As soon as I reached 5 knots, my teachers, in their infinite wisdom, decided I could skip the rest of the basics and move right on to pre-algebra. For some children, this might have been a good move. They’re the ones who “get it” intuitively. For me, it was a disaster. It was like telling a sailor that since he’s so good at navigating by sight, he’s ready to strike out across the open ocean.

And then, there was the Book.

I can’t really describe my pre-algebra book. I remember very little of it. I just remember the look on my father’s face when, disappointed by his daughter’s inability to understand the simplest algebraic concepts, he sat down one night and lectured. Couldn’t understand why I didn’t understand, why I was failing, math is the easiest thing in the world, it’s simple and obvious and –

-then he opened the book, looked at a problem, and stopped mid-rant.

And stared.

His forehead creased. A little thunderhead formed above his eyebrows. He turned red. He opened his mouth, closed it, looked at a few more problems, and looked at me in utter disgust as I quailed.

“No wonder you don’t understand math,” he snapped. “What is this shit?”

We then spent a delightful hour wherein he ripped the book a new one, while I watched his wrath in awe. He hated that book with a passion.

I never did recover momentum. The wind had been sucked from my sails, the hull staved in, and not even my father could right the ship. Part of that was because he worked 16-hour days and just didn’t have the necessary time. Part of it was because we couldn’t find any sane math books. And the rest was because I’d already taken a berth on another ship, and was starting to chart a literary course.

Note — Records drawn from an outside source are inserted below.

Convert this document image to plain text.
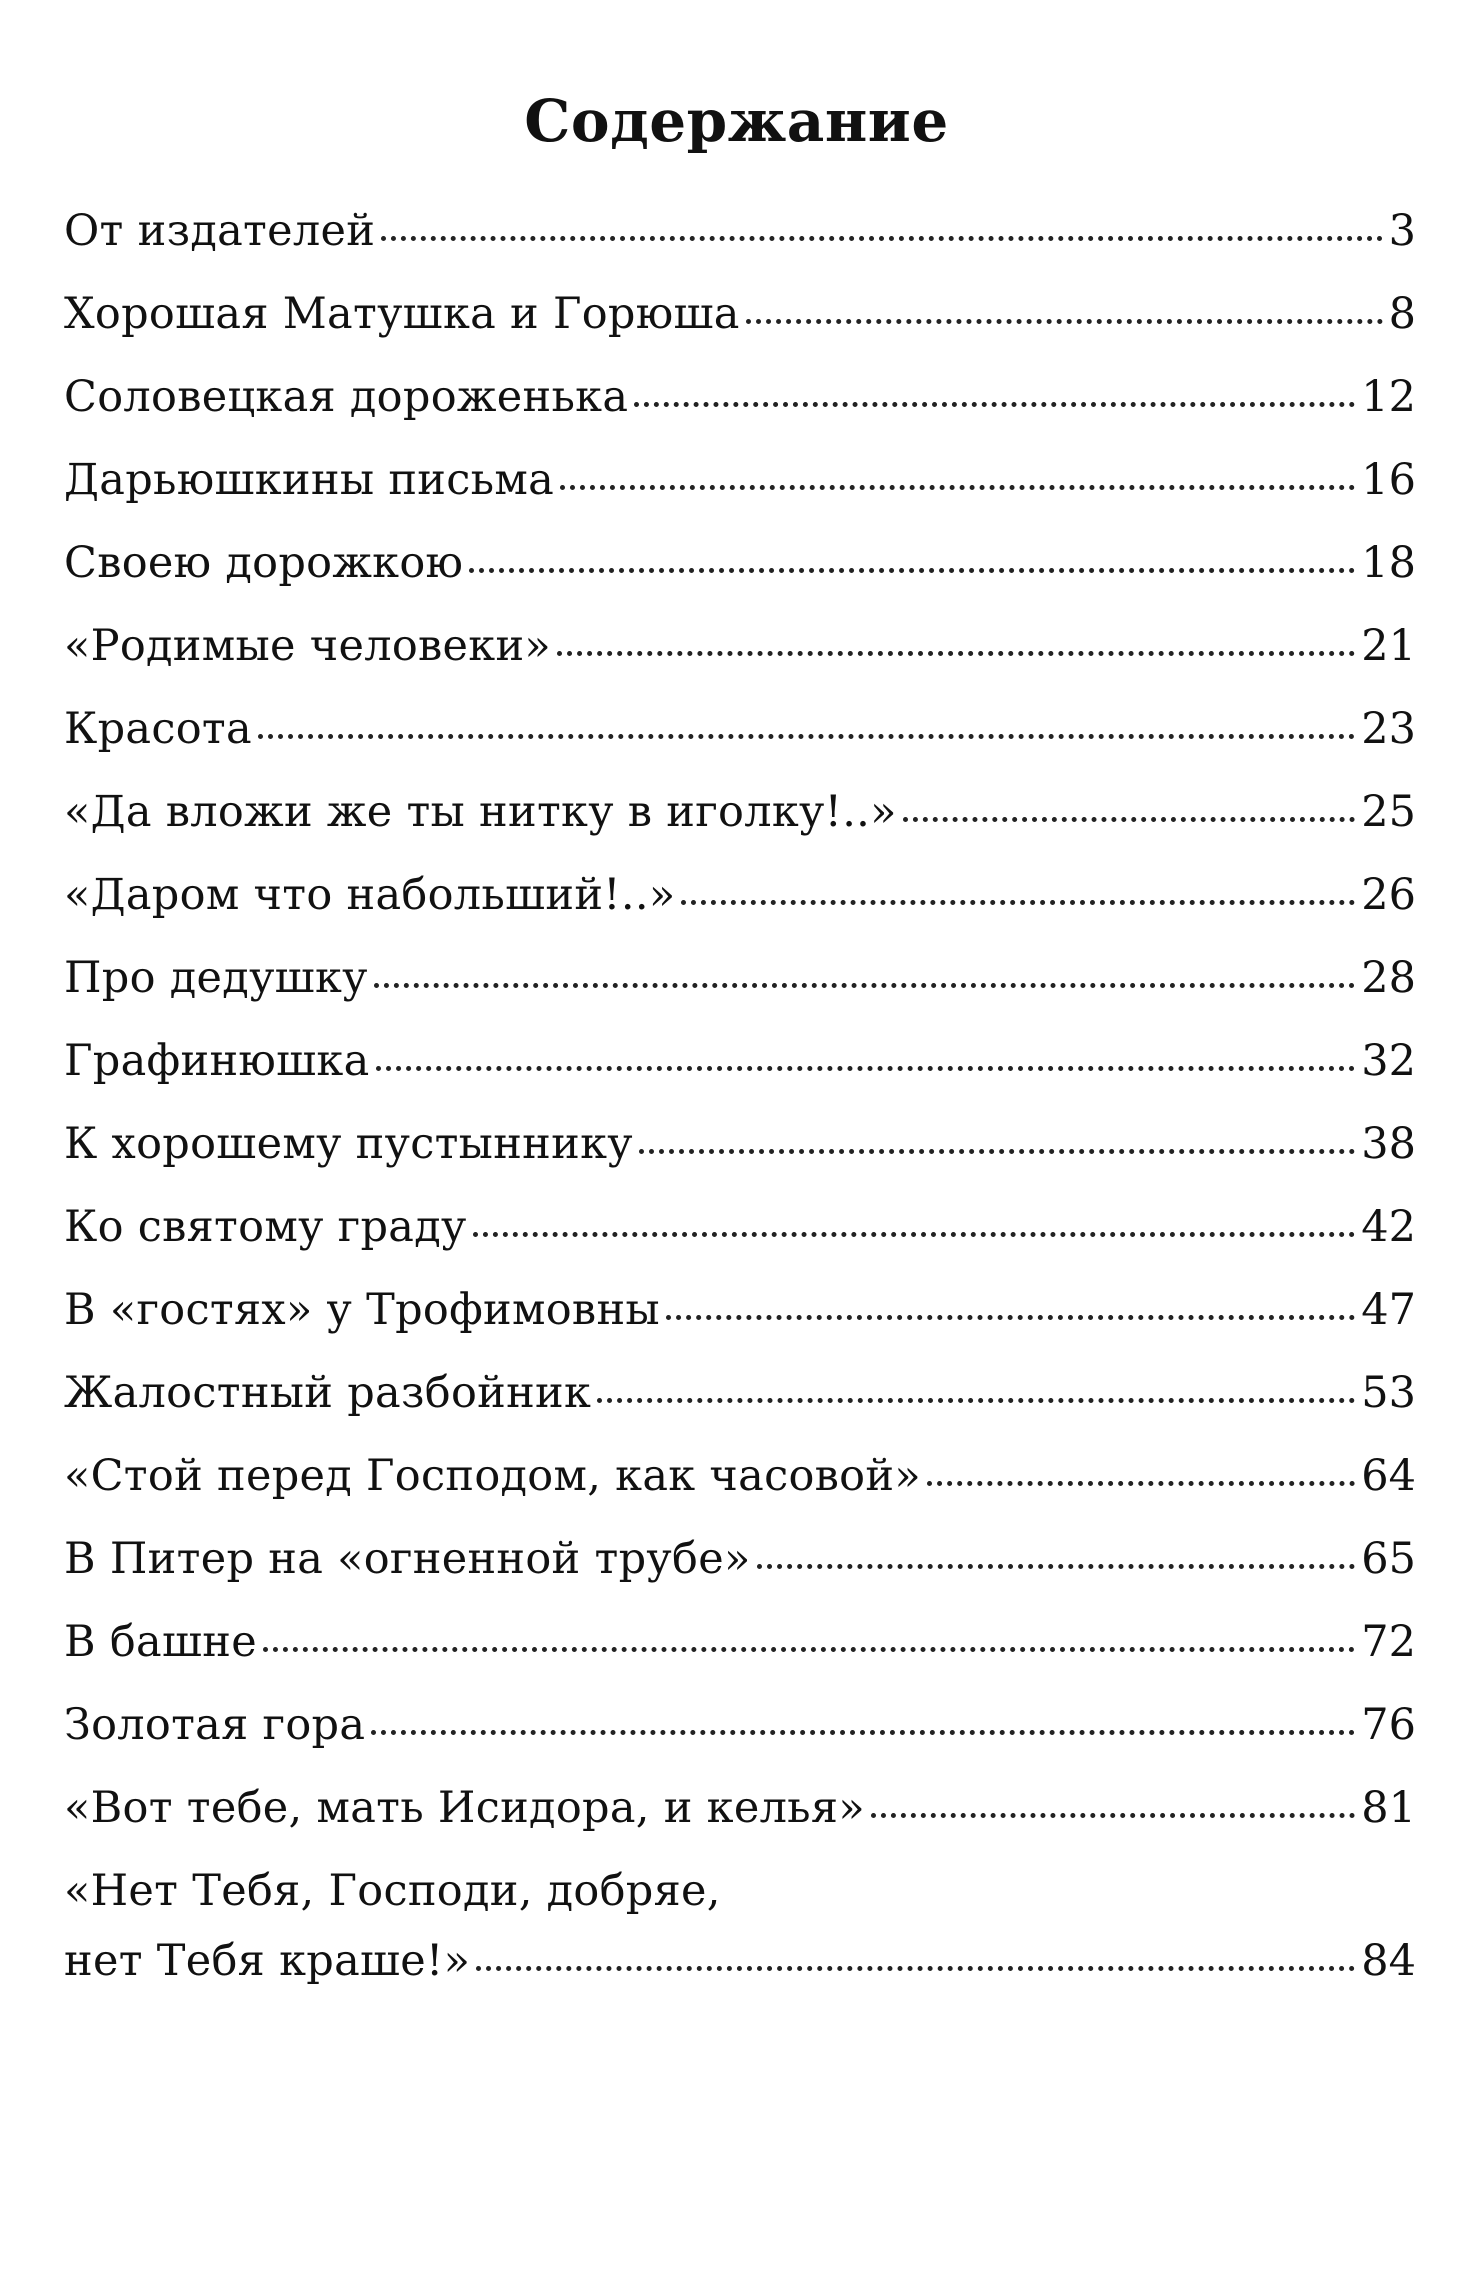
Содержание
От издателей	3
Хорошая Матушка и Горюша	8
Соловецкая дороженька	12
Дарьюшкины письма	16
Своею дорожкою	18
«Родимые человеки»	21
Красота	23
«Да вложи же ты нитку в иголку!..»	25
«Даром что набольший!..»	26
Про дедушку	28
Графинюшка	32
К хорошему пустыннику	38
Ко святому граду	42
В «гостях» у Трофимовны	47
Жалостный разбойник	53
«Стой перед Господом, как часовой»	64
В Питер на «огненной трубе»	65
В башне	72
Золотая гора	76
«Вот тебе, мать Исидора, и келья»	81
«Нет Тебя, Господи, добряе,
нет Тебя краше!»	84
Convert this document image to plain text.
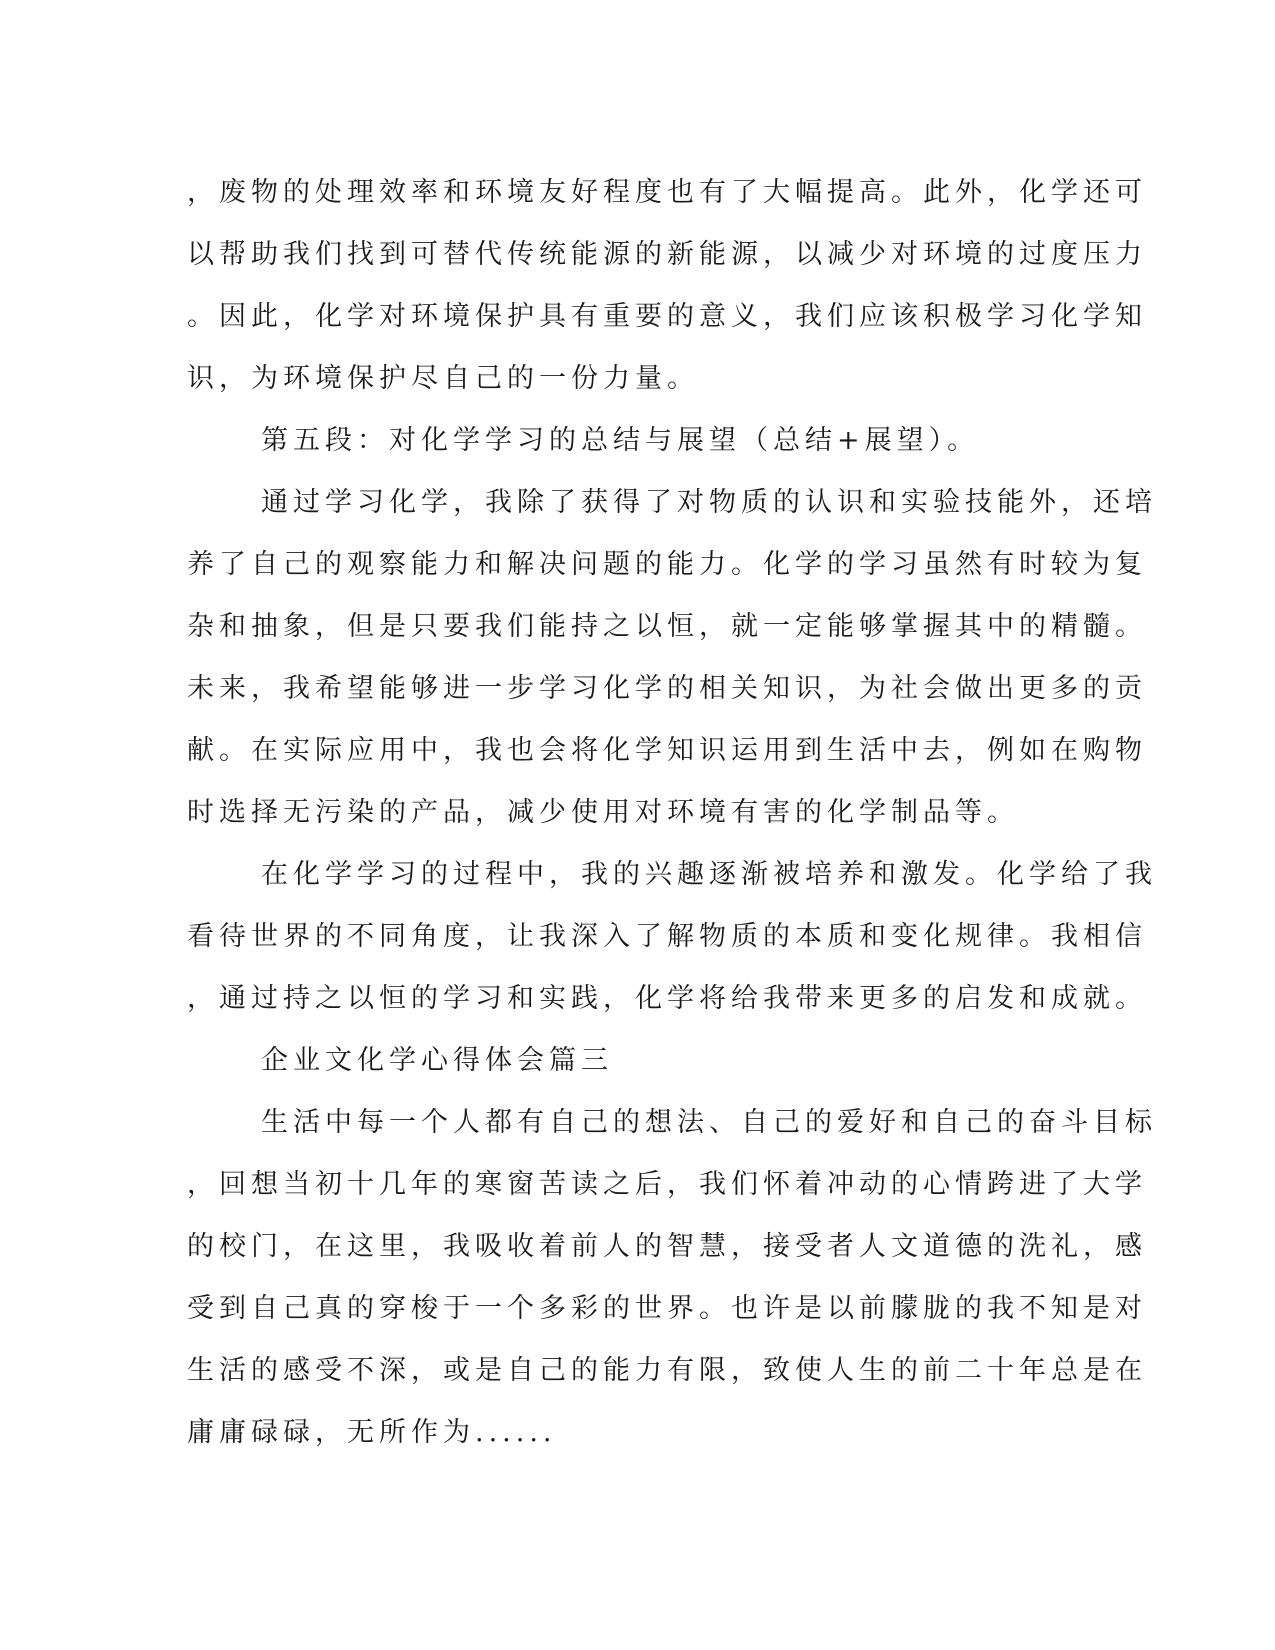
，废物的处理效率和环境友好程度也有了大幅提高。此外，化学还可
以帮助我们找到可替代传统能源的新能源，以减少对环境的过度压力
。因此，化学对环境保护具有重要的意义，我们应该积极学习化学知
识，为环境保护尽自己的一份力量。
第五段：对化学学习的总结与展望（总结+展望）。
通过学习化学，我除了获得了对物质的认识和实验技能外，还培
养了自己的观察能力和解决问题的能力。化学的学习虽然有时较为复
杂和抽象，但是只要我们能持之以恒，就一定能够掌握其中的精髓。
未来，我希望能够进一步学习化学的相关知识，为社会做出更多的贡
献。在实际应用中，我也会将化学知识运用到生活中去，例如在购物
时选择无污染的产品，减少使用对环境有害的化学制品等。
在化学学习的过程中，我的兴趣逐渐被培养和激发。化学给了我
看待世界的不同角度，让我深入了解物质的本质和变化规律。我相信
，通过持之以恒的学习和实践，化学将给我带来更多的启发和成就。
企业文化学心得体会篇三
生活中每一个人都有自己的想法、自己的爱好和自己的奋斗目标
，回想当初十几年的寒窗苦读之后，我们怀着冲动的心情跨进了大学
的校门，在这里，我吸收着前人的智慧，接受者人文道德的洗礼，感
受到自己真的穿梭于一个多彩的世界。也许是以前朦胧的我不知是对
生活的感受不深，或是自己的能力有限，致使人生的前二十年总是在
庸庸碌碌，无所作为......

I would have focused all of my energy and attention on comprehending math, however, if I’d known that as an SF author, I’d someday need the bloody stuff for incidental details like planetary mass and gravitational force, orbits, and a billion other things that go into making a story universe work. I can’t do even the simplest calculations.

One day, I keep telling myself, I’ll take the time to rebuild the ship. I’ll start with regular math and follow every iteration until I finally reach the promised land of calculus. Only, there’s never time. And that impoverishes me. There’s a whole world described in math that I’ll never see and only vaguely comprehend.

When it comes for the math underlying my books, I’ll just have to fake it.

Good thing I can cuss like a sailor, then, eh?